The federal funds rate remained unchanged after the Federal Open Markets Committee decided Wednesday to keep it at a range of 1.25% to 1.5%.
FOMC members noted in a statement a strengthening labor market and solid economic activity gains since their December meeting, but still low inflation, despite some increase in recent months of market-based measures.
Fed watchers are expecting a rate hike at the committee's March 20-21 meeting, which will include a press conference.
"They didn't need to do it today; they can wait until March," said Rich Piccirillo, senior portfolio manager at PGIM Fixed Income, in an interview.
The decision to not raise rates in January was unanimous. "The question is, if you hike in March, will there be dissent?" asked Mr. Piccirillo, who expects to see three or more rate hikes this year. "We are expecting some indication that would strengthen the language, that they are a bit more confident about inflation."
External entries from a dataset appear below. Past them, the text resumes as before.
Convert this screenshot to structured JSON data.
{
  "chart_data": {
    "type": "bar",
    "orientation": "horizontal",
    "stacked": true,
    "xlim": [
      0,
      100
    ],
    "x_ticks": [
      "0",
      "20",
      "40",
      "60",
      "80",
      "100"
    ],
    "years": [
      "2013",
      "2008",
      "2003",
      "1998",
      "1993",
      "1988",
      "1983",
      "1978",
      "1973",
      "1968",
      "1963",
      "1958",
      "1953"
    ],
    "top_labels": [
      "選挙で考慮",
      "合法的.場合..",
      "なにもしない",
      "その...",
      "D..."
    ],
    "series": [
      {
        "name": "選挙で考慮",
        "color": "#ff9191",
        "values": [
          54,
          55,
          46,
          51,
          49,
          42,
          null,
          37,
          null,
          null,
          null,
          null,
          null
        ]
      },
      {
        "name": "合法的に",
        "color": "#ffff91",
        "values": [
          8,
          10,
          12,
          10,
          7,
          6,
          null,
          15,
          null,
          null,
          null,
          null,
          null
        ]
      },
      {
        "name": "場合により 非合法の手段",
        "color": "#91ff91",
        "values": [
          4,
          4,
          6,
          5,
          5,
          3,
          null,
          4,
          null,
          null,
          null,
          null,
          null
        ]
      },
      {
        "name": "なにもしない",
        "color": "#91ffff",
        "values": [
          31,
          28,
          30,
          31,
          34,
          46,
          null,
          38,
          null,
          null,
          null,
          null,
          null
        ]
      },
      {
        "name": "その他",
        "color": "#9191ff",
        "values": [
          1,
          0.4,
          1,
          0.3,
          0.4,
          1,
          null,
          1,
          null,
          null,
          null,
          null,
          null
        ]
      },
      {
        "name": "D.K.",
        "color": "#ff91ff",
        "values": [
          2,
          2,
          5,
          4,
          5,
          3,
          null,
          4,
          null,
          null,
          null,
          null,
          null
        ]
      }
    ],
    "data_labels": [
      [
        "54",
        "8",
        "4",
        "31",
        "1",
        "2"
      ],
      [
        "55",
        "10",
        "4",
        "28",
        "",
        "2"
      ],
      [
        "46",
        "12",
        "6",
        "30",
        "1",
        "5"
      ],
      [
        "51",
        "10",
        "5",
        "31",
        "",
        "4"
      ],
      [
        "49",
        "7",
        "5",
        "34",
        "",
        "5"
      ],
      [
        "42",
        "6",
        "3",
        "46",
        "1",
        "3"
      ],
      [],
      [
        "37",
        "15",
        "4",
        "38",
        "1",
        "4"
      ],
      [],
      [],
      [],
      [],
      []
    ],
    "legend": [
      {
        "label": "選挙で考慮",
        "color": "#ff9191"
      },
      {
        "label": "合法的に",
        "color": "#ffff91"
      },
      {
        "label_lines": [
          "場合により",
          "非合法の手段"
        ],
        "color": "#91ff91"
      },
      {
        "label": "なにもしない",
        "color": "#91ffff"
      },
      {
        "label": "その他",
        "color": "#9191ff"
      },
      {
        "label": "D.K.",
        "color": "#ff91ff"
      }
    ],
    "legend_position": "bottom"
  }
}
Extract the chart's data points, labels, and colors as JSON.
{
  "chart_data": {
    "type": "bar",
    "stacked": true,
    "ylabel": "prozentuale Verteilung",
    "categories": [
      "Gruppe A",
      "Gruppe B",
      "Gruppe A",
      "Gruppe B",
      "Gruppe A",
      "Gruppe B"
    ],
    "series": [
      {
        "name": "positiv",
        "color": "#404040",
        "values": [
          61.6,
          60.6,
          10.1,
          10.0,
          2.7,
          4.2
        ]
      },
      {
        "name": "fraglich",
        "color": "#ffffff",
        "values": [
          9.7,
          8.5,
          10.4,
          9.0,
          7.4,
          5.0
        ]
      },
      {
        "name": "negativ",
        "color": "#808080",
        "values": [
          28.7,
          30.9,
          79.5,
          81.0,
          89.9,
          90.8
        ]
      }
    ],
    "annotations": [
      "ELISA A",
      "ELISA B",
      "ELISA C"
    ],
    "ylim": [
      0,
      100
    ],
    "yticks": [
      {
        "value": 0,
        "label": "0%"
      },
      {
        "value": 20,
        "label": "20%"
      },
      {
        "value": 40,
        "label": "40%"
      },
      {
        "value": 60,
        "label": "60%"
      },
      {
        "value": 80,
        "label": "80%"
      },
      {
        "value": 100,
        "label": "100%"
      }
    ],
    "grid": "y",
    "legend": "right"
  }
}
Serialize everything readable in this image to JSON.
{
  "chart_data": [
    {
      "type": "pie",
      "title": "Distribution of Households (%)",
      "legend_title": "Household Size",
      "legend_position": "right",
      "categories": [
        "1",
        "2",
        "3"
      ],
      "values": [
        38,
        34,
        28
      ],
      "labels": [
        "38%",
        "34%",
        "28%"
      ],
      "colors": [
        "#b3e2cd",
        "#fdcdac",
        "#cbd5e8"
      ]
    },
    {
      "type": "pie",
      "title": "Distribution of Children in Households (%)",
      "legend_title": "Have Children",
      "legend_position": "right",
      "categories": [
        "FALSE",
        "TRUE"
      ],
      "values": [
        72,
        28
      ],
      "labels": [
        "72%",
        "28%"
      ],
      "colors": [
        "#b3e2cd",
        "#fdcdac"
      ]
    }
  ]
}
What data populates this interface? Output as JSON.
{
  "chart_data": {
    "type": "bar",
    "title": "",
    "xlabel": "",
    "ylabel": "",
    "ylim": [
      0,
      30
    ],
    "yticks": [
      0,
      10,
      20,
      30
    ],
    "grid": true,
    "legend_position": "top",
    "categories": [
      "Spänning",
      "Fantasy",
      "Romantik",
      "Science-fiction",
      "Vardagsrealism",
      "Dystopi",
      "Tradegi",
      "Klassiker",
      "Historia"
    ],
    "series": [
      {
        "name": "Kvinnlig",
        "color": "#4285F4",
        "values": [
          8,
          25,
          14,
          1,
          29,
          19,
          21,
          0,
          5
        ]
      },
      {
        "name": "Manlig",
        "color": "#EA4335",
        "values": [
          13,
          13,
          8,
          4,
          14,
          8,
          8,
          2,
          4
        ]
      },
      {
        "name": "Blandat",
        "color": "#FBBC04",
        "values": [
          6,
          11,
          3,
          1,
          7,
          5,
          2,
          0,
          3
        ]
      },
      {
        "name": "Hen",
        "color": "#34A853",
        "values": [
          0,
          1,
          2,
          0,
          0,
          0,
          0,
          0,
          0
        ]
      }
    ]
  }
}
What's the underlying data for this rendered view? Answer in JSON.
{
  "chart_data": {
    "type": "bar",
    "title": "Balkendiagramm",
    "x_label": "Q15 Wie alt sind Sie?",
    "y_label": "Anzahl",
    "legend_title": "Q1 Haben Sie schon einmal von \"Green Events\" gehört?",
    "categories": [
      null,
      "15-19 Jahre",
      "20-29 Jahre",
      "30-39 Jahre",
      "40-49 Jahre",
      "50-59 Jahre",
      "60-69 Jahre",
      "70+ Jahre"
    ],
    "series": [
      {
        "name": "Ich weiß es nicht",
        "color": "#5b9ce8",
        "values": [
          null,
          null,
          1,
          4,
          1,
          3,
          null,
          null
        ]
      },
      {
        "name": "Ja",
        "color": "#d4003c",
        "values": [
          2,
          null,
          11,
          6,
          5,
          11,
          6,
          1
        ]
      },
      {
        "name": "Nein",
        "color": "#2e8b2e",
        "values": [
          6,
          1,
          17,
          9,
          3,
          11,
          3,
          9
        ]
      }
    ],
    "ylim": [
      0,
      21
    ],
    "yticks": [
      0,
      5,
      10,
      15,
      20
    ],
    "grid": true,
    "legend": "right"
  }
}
AllianceBernstein U.S. senior economist Eric Winograd noted that the committee upgraded the growth outlook to "solid" from "moderate" and had more concrete expectations for inflation moving up this year, despite saying that measures of inflation expectation remain low. "That's interesting because the five-year, five-year forward breakeven rate is, at 2.06%, the highest it has been in a year. Obviously, the committee expects (or) is targeting something more in line with the historic average closer to 2.5%," he said.
While the changes in the latest FOMC statement are incrementally more hawkish, "the lack of change in the balance of risks is dovish," said Mr. Winograd, who continues to expect four hikes this year.
Committee members also unanimously selected Jerome H. Powell to serve as chairman, effective Feb. 3, replacing Janet Yellen. He will be sworn in Feb. 5. "Chair Yellen's last meeting was uneventful. Chair Powell's first one will be more interesting," said Mr. Winograd.